Homology-mediated transformation of frog-killing fungus Batrachochytrium dendrobatidis illuminates chytrid development and pathogenesis.

The chytrid fungus Batrachochytrium dendrobatidis (Bd) infects amphibians and causes chytridiomycosis, a disease linked to global amphibian decline. Despite its ecological importance, Bd has lacked robust tools for genetic manipulation, limiting molecular insights into its development and pathogenicity. Here, we establish homologous recombination as a system for stable transformation of Bd, enabling targeted chromosomal integration of exogenous DNA, endogenous protein tagging, and targeted gene deletion.
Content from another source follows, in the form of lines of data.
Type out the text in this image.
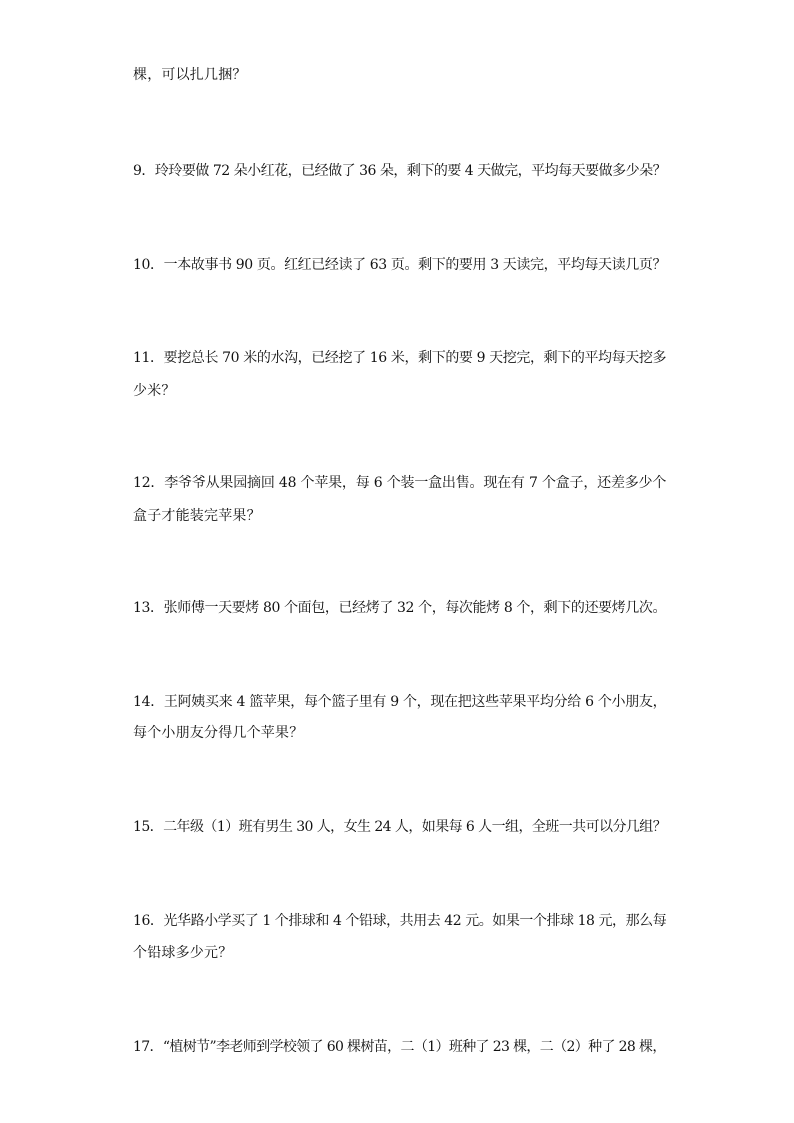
棵，可以扎几捆？
9．玲玲要做 72 朵小红花，已经做了 36 朵，剩下的要 4 天做完，平均每天要做多少朵？
10．一本故事书 90 页。红红已经读了 63 页。剩下的要用 3 天读完，平均每天读几页？
11．要挖总长 70 米的水沟，已经挖了 16 米，剩下的要 9 天挖完，剩下的平均每天挖多
少米？
12．李爷爷从果园摘回 48 个苹果，每 6 个装一盒出售。现在有 7 个盒子，还差多少个
盒子才能装完苹果？
13．张师傅一天要烤 80 个面包，已经烤了 32 个，每次能烤 8 个，剩下的还要烤几次。
14．王阿姨买来 4 篮苹果，每个篮子里有 9 个，现在把这些苹果平均分给 6 个小朋友，
每个小朋友分得几个苹果？
15．二年级（1）班有男生 30 人，女生 24 人，如果每 6 人一组，全班一共可以分几组？
16．光华路小学买了 1 个排球和 4 个铅球，共用去 42 元。如果一个排球 18 元，那么每
个铅球多少元？
17．“植树节”李老师到学校领了 60 棵树苗，二（1）班种了 23 棵，二（2）种了 28 棵，
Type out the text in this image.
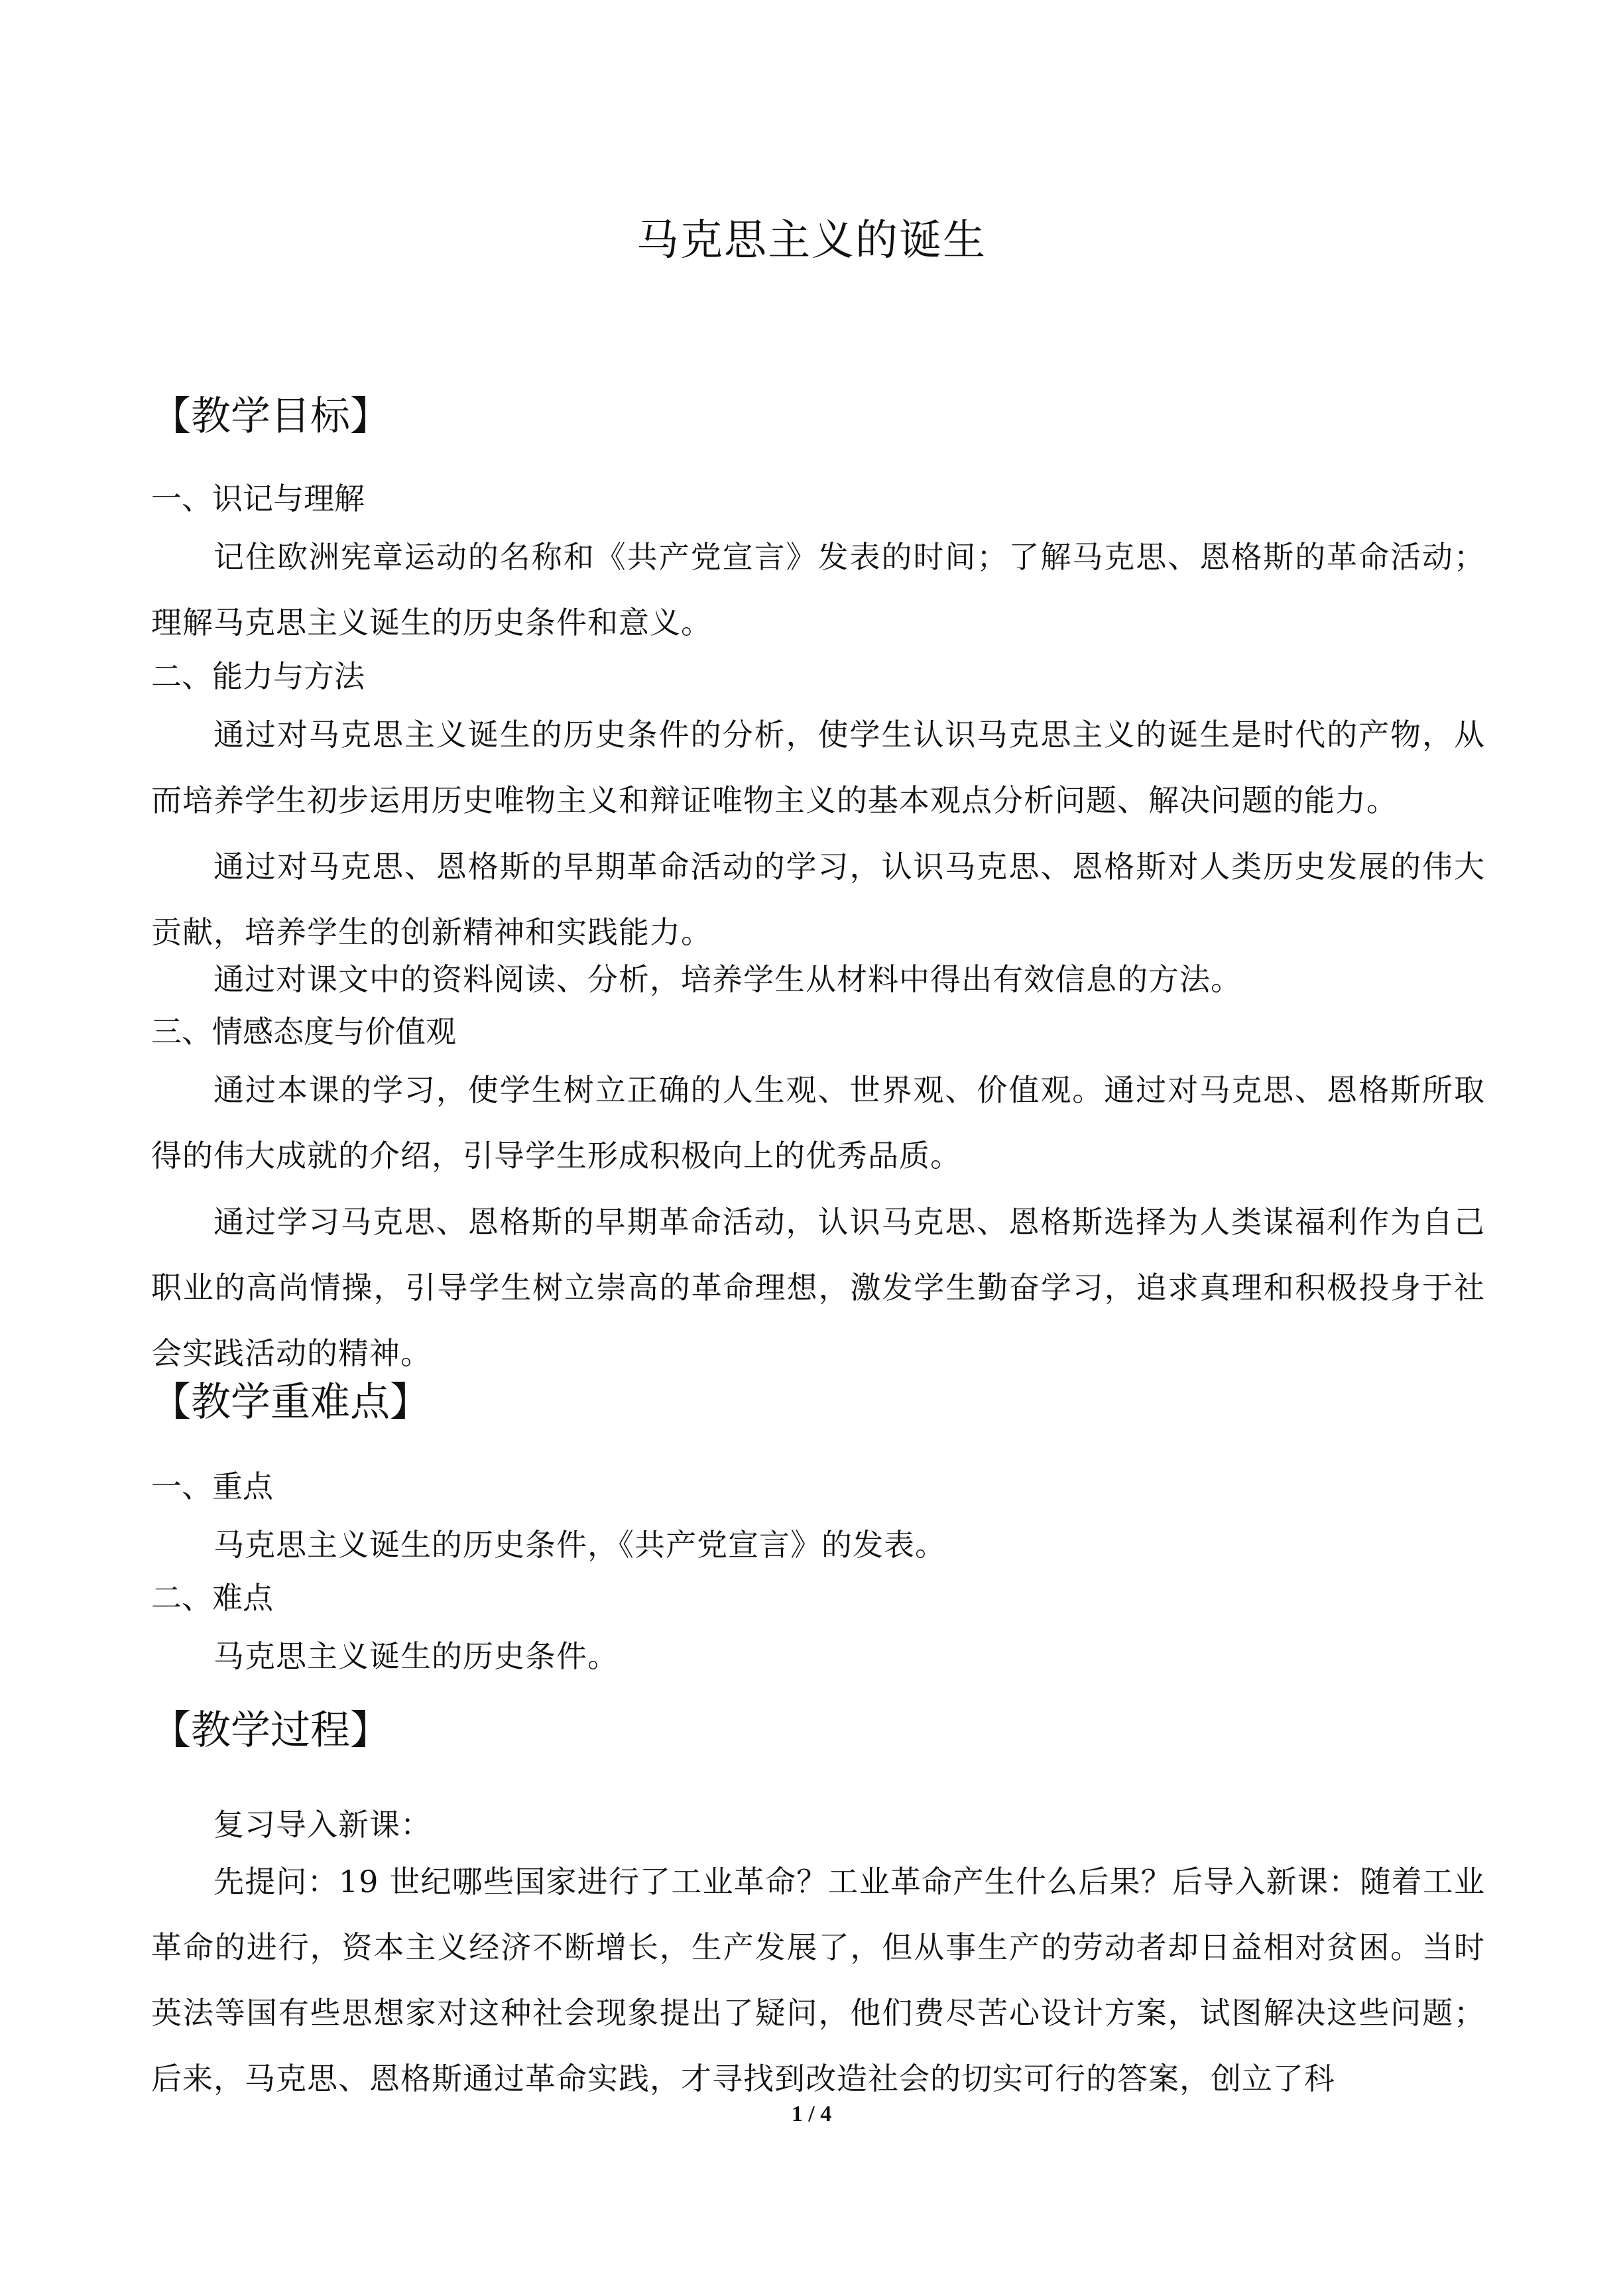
马克思主义的诞生
【教学目标】
一、识记与理解
记住欧洲宪章运动的名称和《共产党宣言》发表的时间；了解马克思、恩格斯的革命活动；理解马克思主义诞生的历史条件和意义。
二、能力与方法
通过对马克思主义诞生的历史条件的分析，使学生认识马克思主义的诞生是时代的产物，从而培养学生初步运用历史唯物主义和辩证唯物主义的基本观点分析问题、解决问题的能力。
通过对马克思、恩格斯的早期革命活动的学习，认识马克思、恩格斯对人类历史发展的伟大贡献，培养学生的创新精神和实践能力。
通过对课文中的资料阅读、分析，培养学生从材料中得出有效信息的方法。
三、情感态度与价值观
通过本课的学习，使学生树立正确的人生观、世界观、价值观。通过对马克思、恩格斯所取得的伟大成就的介绍，引导学生形成积极向上的优秀品质。
通过学习马克思、恩格斯的早期革命活动，认识马克思、恩格斯选择为人类谋福利作为自己职业的高尚情操，引导学生树立崇高的革命理想，激发学生勤奋学习，追求真理和积极投身于社会实践活动的精神。
【教学重难点】
一、重点
马克思主义诞生的历史条件，《共产党宣言》的发表。
二、难点
马克思主义诞生的历史条件。
【教学过程】
复习导入新课：
先提问：19 世纪哪些国家进行了工业革命？工业革命产生什么后果？后导入新课：随着工业革命的进行，资本主义经济不断增长，生产发展了，但从事生产的劳动者却日益相对贫困。当时英法等国有些思想家对这种社会现象提出了疑问，他们费尽苦心设计方案，试图解决这些问题；后来，马克思、恩格斯通过革命实践，才寻找到改造社会的切实可行的答案，创立了科
1 / 4
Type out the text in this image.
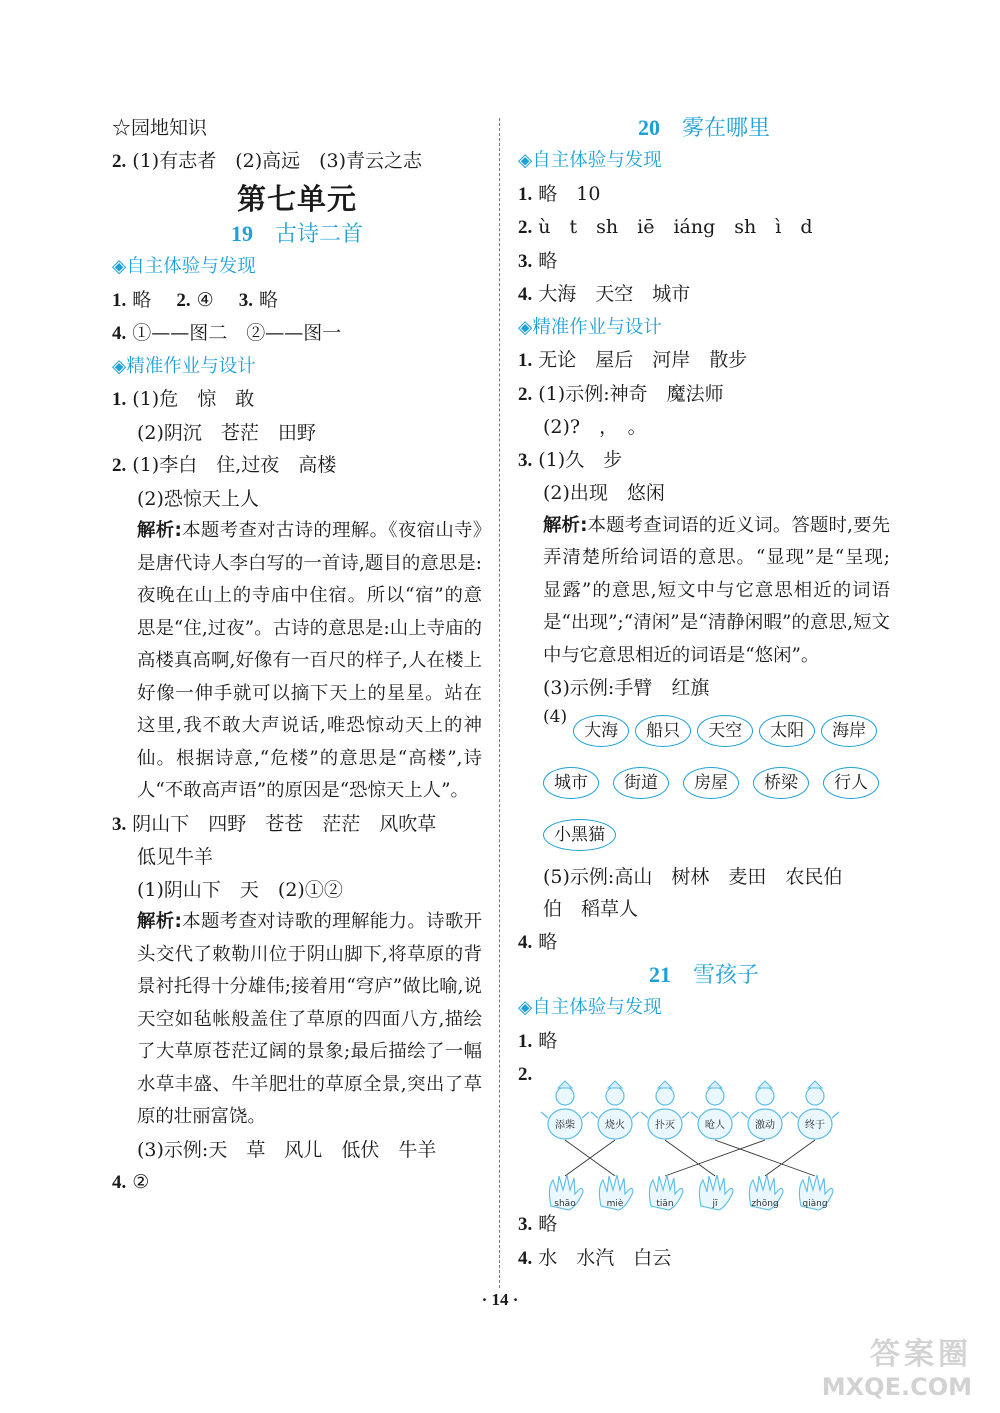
☆园地知识
2. (1)有志者　(2)高远　(3)青云之志
第七单元
19 古诗二首
◈自主体验与发现
1. 略　 2. ④　 3. 略
4. ①——图二　②——图一
◈精准作业与设计
1. (1)危　惊　敢
(2)阴沉　苍茫　田野
2. (1)李白　住,过夜　高楼
(2)恐惊天上人
解析:本题考查对古诗的理解。《夜宿山寺》是唐代诗人李白写的一首诗,题目的意思是:夜晚在山上的寺庙中住宿。所以“宿”的意思是“住,过夜”。古诗的意思是:山上寺庙的高楼真高啊,好像有一百尺的样子,人在楼上好像一伸手就可以摘下天上的星星。站在这里,我不敢大声说话,唯恐惊动天上的神仙。根据诗意,“危楼”的意思是“高楼”,诗人“不敢高声语”的原因是“恐惊天上人”。
3. 阴山下　四野　苍苍　茫茫　风吹草
低见牛羊
(1)阴山下　天　(2)①②
解析:本题考查对诗歌的理解能力。诗歌开头交代了敕勒川位于阴山脚下,将草原的背景衬托得十分雄伟;接着用“穹庐”做比喻,说天空如毡帐般盖住了草原的四面八方,描绘了大草原苍茫辽阔的景象;最后描绘了一幅水草丰盛、牛羊肥壮的草原全景,突出了草原的壮丽富饶。
(3)示例:天　草　风儿　低伏　牛羊
4. ②
20 雾在哪里
◈自主体验与发现
1. 略　10
2. ù　t　sh　iē　iáng　sh　ì　d
3. 略
4. 大海　天空　城市
◈精准作业与设计
1. 无论　屋后　河岸　散步
2. (1)示例:神奇　魔法师
(2)?　，　。
3. (1)久　步
(2)出现　悠闲
解析:本题考查词语的近义词。答题时,要先弄清楚所给词语的意思。“显现”是“呈现;显露”的意思,短文中与它意思相近的词语是“出现”;“清闲”是“清静闲暇”的意思,短文中与它意思相近的词语是“悠闲”。
(3)示例:手臂　红旗
(4)
大海	船只	天空	太阳	海岸
城市	街道	房屋	桥梁	行人
小黑猫
(5)示例:高山　树林　麦田　农民伯
伯　稻草人
4. 略
21 雪孩子
◈自主体验与发现
1. 略
2.
3. 略
4. 水　水汽　白云
添柴	烧火	扑灭	呛人	激动	终于
shāo	miè	tiān	jī	zhōng	qiàng
· 14 ·
答案圈
MXQE.COM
We use this system to visualize Bd infection in live amphibians to enhance understanding of host invasion and pathogenesis. We also use this system to test a previous hypothesis regarding the role of chitin synthases in Bd development by tagging the endogenous chitin synthase Myo17D and observing its rapid relocalization to the plasma membrane during de novo cell wall assembly. Finally, we use our homologous recombination approach for targeted gene deletion by knocking out the URA3 locus, and confirm the resulting genotype and phenotype via sequencing and drug resistance assays. This genetic transformation system offers a foundational tool for molecular studies of Bd, advancing our capacity to dissect molecular mechanisms of chytrid pathogenesis.